In other cases, we have found that the district court stated a sufficient nexus. One had facts similar to Miller but reached an opposite conclusion. State v. Harding, No. 110,677, 2014 WL 3630554 (Kan. App. 2014) (unpublished opinion). In Harding, the district court made factual findings that defendant, inter alia, violated his probation three days after sentencing by using cocaine; committed three other violations within 11 days; admitted using methamphetamine and probably had an addiction; and had numerous convictions for crimes of violence among his 36 or 37 convictions over his 30-year criminal history. The court then stated that defendant's criminal history and inability to comply with the rules of probation for “any period of time” rose to the level that he would be a threat to public safety and to himself. 2014 WL 3630554, at *5. We found this met the statutory requirement that the district court explain why public safety and offender welfare would be impacted if the defendant were returned to probation.

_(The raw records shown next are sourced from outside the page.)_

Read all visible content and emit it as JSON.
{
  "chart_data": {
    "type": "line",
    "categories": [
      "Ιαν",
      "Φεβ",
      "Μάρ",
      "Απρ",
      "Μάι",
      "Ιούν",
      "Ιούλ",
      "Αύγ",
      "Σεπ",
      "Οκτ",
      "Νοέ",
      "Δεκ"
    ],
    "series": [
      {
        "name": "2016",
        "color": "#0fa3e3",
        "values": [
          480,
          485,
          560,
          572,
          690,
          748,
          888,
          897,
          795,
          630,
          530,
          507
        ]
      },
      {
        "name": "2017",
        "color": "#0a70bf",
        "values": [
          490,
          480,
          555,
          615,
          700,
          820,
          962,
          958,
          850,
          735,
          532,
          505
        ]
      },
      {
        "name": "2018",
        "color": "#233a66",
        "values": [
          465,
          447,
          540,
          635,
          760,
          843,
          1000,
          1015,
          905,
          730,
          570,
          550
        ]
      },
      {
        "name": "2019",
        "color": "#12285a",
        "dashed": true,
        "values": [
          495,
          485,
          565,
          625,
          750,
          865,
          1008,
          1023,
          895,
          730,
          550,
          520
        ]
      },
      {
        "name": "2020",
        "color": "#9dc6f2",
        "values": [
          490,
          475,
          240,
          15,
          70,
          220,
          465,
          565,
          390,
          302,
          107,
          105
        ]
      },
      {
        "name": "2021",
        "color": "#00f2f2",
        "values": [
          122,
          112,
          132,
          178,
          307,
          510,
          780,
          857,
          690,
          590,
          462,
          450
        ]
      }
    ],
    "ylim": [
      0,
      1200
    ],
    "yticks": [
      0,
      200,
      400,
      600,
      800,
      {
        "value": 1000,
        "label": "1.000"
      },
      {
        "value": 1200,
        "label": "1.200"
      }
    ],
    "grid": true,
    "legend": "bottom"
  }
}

It was easy for us to find that the particularity and nexus requirements were met in State v. Rogers, No. 114,590, 2016 WL 7032242 (Kan. App. 2016) (unpublished opinion), rev. denied 306 Kan. 1329 (2017), where the district court expressly stated that it was making factual findings to show that the defendant's welfare would not be served by an intermediate sanction. Among its findings were that Rogers had violated probation four times in 20 months and that he engaged in “ ‘continuous use of marijuana and other illegal drugs while on probation.’ ” 2016 WL 7032242, at *3. The crucial link was stated when the district court found that another intermediate sanction would “have no effect on or be of any benefit to Rogers.” 2016 WL 7032242, at *3. The district court's findings in the instant case fall short of the specific expression of nexus in Rogers.

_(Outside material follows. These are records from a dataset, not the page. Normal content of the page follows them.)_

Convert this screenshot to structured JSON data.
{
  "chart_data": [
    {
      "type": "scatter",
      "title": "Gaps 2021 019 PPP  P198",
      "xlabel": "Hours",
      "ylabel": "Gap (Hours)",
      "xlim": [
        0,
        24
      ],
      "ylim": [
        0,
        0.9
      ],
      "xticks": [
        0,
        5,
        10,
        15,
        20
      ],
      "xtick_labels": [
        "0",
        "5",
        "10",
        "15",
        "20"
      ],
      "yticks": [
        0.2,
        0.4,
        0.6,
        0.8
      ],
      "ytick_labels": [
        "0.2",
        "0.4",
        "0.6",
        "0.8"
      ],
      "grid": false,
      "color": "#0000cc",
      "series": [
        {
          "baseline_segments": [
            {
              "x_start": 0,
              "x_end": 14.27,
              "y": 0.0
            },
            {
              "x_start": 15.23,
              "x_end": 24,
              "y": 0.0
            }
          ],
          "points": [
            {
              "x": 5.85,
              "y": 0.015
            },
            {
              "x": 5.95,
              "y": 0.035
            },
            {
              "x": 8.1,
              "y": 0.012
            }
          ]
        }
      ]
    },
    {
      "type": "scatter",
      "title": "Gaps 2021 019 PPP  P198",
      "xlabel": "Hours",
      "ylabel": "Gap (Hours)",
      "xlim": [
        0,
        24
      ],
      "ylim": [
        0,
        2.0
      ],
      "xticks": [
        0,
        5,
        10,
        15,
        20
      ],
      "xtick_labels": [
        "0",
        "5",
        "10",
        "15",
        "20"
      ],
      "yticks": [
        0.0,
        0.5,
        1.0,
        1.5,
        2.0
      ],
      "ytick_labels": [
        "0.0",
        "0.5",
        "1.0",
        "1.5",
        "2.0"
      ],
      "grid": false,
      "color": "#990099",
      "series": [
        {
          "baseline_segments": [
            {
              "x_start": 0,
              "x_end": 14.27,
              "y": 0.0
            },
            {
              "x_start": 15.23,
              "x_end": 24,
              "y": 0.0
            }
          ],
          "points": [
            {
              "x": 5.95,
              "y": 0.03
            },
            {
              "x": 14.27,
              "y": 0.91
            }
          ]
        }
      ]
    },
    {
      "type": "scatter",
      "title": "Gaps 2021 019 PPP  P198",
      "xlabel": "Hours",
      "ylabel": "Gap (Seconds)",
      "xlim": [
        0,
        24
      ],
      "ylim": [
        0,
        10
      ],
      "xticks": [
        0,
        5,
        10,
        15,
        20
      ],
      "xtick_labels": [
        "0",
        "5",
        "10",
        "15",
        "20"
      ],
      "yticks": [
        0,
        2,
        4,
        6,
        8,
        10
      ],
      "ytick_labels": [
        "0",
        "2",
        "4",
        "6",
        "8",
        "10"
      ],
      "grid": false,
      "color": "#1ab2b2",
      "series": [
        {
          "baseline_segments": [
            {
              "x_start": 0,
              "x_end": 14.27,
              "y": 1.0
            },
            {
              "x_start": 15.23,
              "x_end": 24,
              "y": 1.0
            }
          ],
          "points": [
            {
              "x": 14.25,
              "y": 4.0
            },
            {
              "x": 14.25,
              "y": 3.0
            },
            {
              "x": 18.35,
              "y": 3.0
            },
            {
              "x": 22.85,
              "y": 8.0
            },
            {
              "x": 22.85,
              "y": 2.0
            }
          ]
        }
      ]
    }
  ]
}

We lastly address Patton's argument that the district court's findings primarily concerned his crime of conviction and prior crimes and that his actions while on probation did not provide a sufficient basis for revocation. Patton cites State v. Gary, 282 Kan. 232, 144 P.3d 634 (2006), for the proposition that the State is prohibited from using a defendant's conduct prior to sentencing as the basis for revoking probation. In Gary, the defendant committed a new crime after being convicted but before being sentenced. When he was later charged with the crime, the State moved to revoke his probation. In reversing the revocation, our Supreme Court reiterated that probation cannot be revoked unless the probationer commits a violation of a probation condition. 282 Kan. at 238. Because the defendant was not on probation at the time he committed the new crime, it was not a probation violation and it could not be the basis to revoke probation. 282 Kan. at 238.

Patton argues for an extension of Gary, specifically, that we should not permit acts prior to sentencing to be used as the basis for a public safety finding to justify revocation. We decline to reach this question, but note that many cases have considered a defendant's prior actions in determining whether there is a risk to public safety and whether the defendant's welfare would be served by remaining on probation.

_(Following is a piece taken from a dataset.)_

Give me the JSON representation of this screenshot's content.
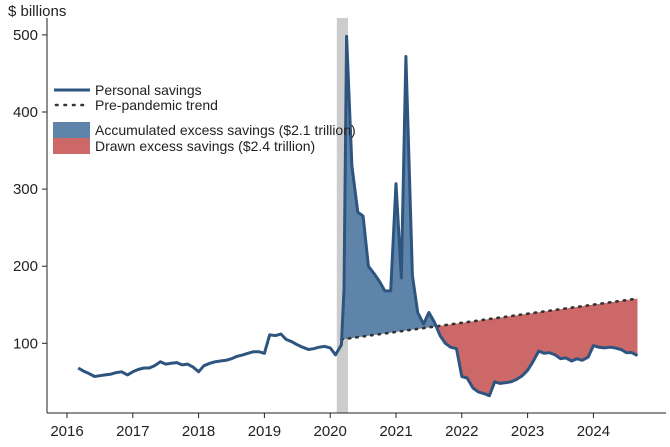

In conclusion, the error here is not in the substance of the district court's decision, but rather in its expression. The district court failed to make the particularized finding of nexus between Patton's actions and a threat to public safety if he were sentenced to a prison dunk instead of his underlying sentence. While this result may be putting form over substance, K.S.A. 2016 Supp. 22-3716(c)(9) and the caselaw interpreting it require a stringent compliance with form.

Sentence vacated and case is remanded for resentencing to an intermediate sanction or for further findings of fact to support revocation of probation without imposing an intermediate sanction.